The UN climate summit is underway in Madrid, and activists are sounding their usual calls for world leaders to achieve carbon neutrality as fast as possible. It’s a fool’s errand.

From California to France to Chile, environmentalists laud leaders for already making the promise, and sometimes even passing legislation, to stop putting more greenhouse gases into the air than they take out.

Democratic presidential hopefuls are adding their voices to the chorus. Front-runner Joe Biden promises to “ensure the US achieves a 100 percent clean-energy economy and reaches net-zero emissions no later than 2050.” Some of his competitors, including Cory Booker and Julian Castro, envision completing this Herculean task at least five years earlier.

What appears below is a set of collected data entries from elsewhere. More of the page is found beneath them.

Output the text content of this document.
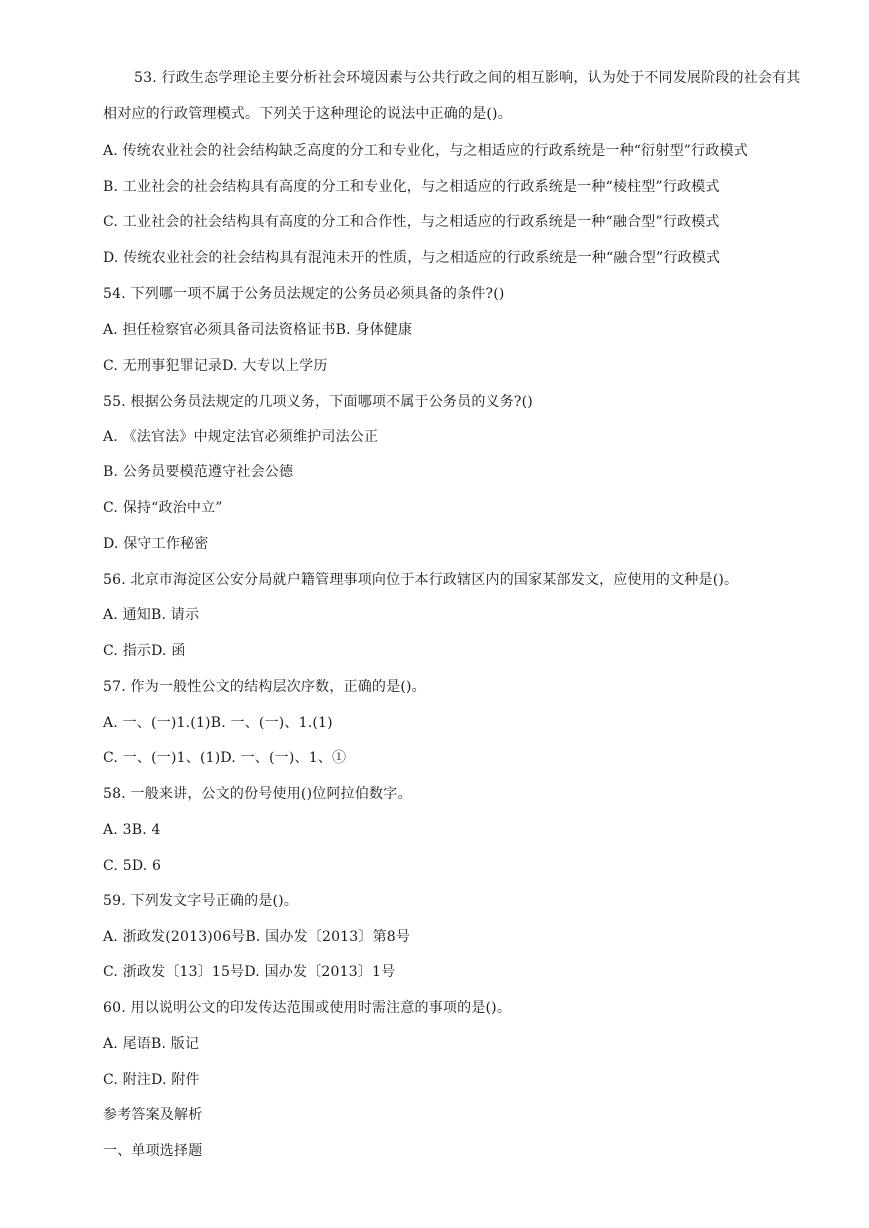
53. 行政生态学理论主要分析社会环境因素与公共行政之间的相互影响，认为处于不同发展阶段的社会有其
相对应的行政管理模式。下列关于这种理论的说法中正确的是()。
A. 传统农业社会的社会结构缺乏高度的分工和专业化，与之相适应的行政系统是一种“衍射型”行政模式
B. 工业社会的社会结构具有高度的分工和专业化，与之相适应的行政系统是一种“棱柱型”行政模式
C. 工业社会的社会结构具有高度的分工和合作性，与之相适应的行政系统是一种“融合型”行政模式
D. 传统农业社会的社会结构具有混沌未开的性质，与之相适应的行政系统是一种“融合型”行政模式
54. 下列哪一项不属于公务员法规定的公务员必须具备的条件?()
A. 担任检察官必须具备司法资格证书B. 身体健康
C. 无刑事犯罪记录D. 大专以上学历
55. 根据公务员法规定的几项义务，下面哪项不属于公务员的义务?()
A. 《法官法》中规定法官必须维护司法公正
B. 公务员要模范遵守社会公德
C. 保持“政治中立”
D. 保守工作秘密
56. 北京市海淀区公安分局就户籍管理事项向位于本行政辖区内的国家某部发文，应使用的文种是()。
A. 通知B. 请示
C. 指示D. 函
57. 作为一般性公文的结构层次序数，正确的是()。
A. 一、(一)1.(1)B. 一、(一)、1.(1)
C. 一、(一)1、(1)D. 一、(一)、1、①
58. 一般来讲，公文的份号使用()位阿拉伯数字。
A. 3B. 4
C. 5D. 6
59. 下列发文字号正确的是()。
A. 浙政发(2013)06号B. 国办发〔2013〕第8号
C. 浙政发〔13〕15号D. 国办发〔2013〕1号
60. 用以说明公文的印发传达范围或使用时需注意的事项的是()。
A. 尾语B. 版记
C. 附注D. 附件
参考答案及解析
一、单项选择题
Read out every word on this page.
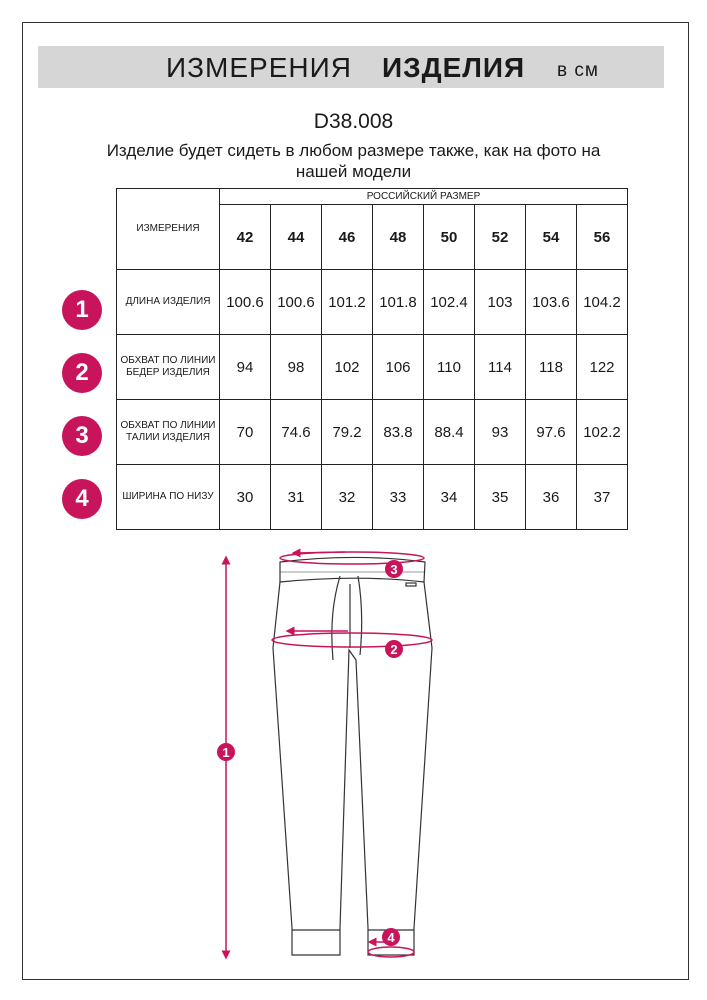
ИЗМЕРЕНИЯ ИЗДЕЛИЯ в см
D38.008
Изделие будет сидеть в любом размере также, как на фото на нашей модели
ИЗМЕРЕНИЯ	РОССИЙСКИЙ РАЗМЕР							
	42	44	46	48	50	52	54	56
ДЛИНА ИЗДЕЛИЯ	100.6	100.6	101.2	101.8	102.4	103	103.6	104.2
ОБХВАТ ПО ЛИНИИ БЕДЕР ИЗДЕЛИЯ	94	98	102	106	110	114	118	122
ОБХВАТ ПО ЛИНИИ ТАЛИИ ИЗДЕЛИЯ	70	74.6	79.2	83.8	88.4	93	97.6	102.2
ШИРИНА ПО НИЗУ	30	31	32	33	34	35	36	37
1
2
3
4
1
2
3
4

Climate change is a real problem. It is man-made, and it will have negative consequences. But trying to stop emitting CO₂ by 2050 or sooner is a very expensive way to do almost no good.

We just have to look to New Zealand, the only country to have actually made an estimate of the cost of achieving carbon neutrality.

New Zealand’s prime minister, Jacinda Ardern, received plaudits this year for passing legislation designed to achieve carbon neutrality by 2050. To her credit, her government asked a respected economics institute to estimate the cost. This revealed that getting to 50 percent below 1990-levels in 2050 would cost at least 5 percent of GDP annually by 2050.

Why so expensive? For the same reason it is expensive anywhere: Weaning economies off fossil fuels and onto pricier, less efficient forms of energy reduces growth and prosperity. The impact quickly adds up.

For New Zealand, the cost is similar to today’s entire expenditure on socialized education and health care. And getting all the way, rather than halfway, will likely cost 16 percent of GDP by 2050. That is more than New Zealand today spends on social security and welfare, health, education, police, courts, defense, environment, and every other part of government combined.

Across the century, the cost for the small island nation of 5 million souls would add up to at least $5 trillion. And this assumes New Zealand implements climate policies efficiently, with a single carbon tax across all sectors of the economy over 80 years.

No economy has ever introduced climate policies that effectively, because politicians love to pick winners, promote ineffective solutions like electric cars and lavish subsidies on poorly performing technologies.

What will this achieve? Let’s ­assume that in every one of New Zealand’s elections between now and 2100, governments are chosen that continue to fulfill the promise of going to zero by 2050 and staying there. Imagine, too, that New Zealanders don’t rebel against the inevitably large tax hikes on energy — no “yellow-vest” protests.

In these artificial conditions, if New Zealand meets its promise of zero emissions in 2050 and stays at zero for five decades, then the greenhouse-gas reduction, according to the standard estimate from the United Nations’ climate panel, will deliver a temperature cut by 2100 of 0.004 degrees.

New Zealand is considering spending at least $5 trillion to ­deliver a physically unmeasurable impact by the end of the century.

The math is comparable for most economies: enormous costs and very small benefits. Of course, huge nations like China and America going carbon-neutral by mid-century would indeed generate measurable impacts by 2100, but the costs would also run into the hundreds of trillions, and in the case of China, mean more poverty. Unsurprisingly, most governments and presidential candidates shy away from publishing any real analysis of their promises.

The climate challenge will not be solved by asking people to use less and more expensive energy. A sensible middle ground must be found that could include policies like a low and rising carbon tax. But we must ultimately focus on the reality that the best way to fix climate change is innovation that lowers the price of clean energy below that of fossil fuels.

In Paris in 2015, world leaders promised to double spending on research and development into green energy. They are on track to miss that target. The Madrid conference should focus its energy on innovation — rather than wild-goose chases.

Bjorn Lomborg is president of the Copenhagen Consensus Center.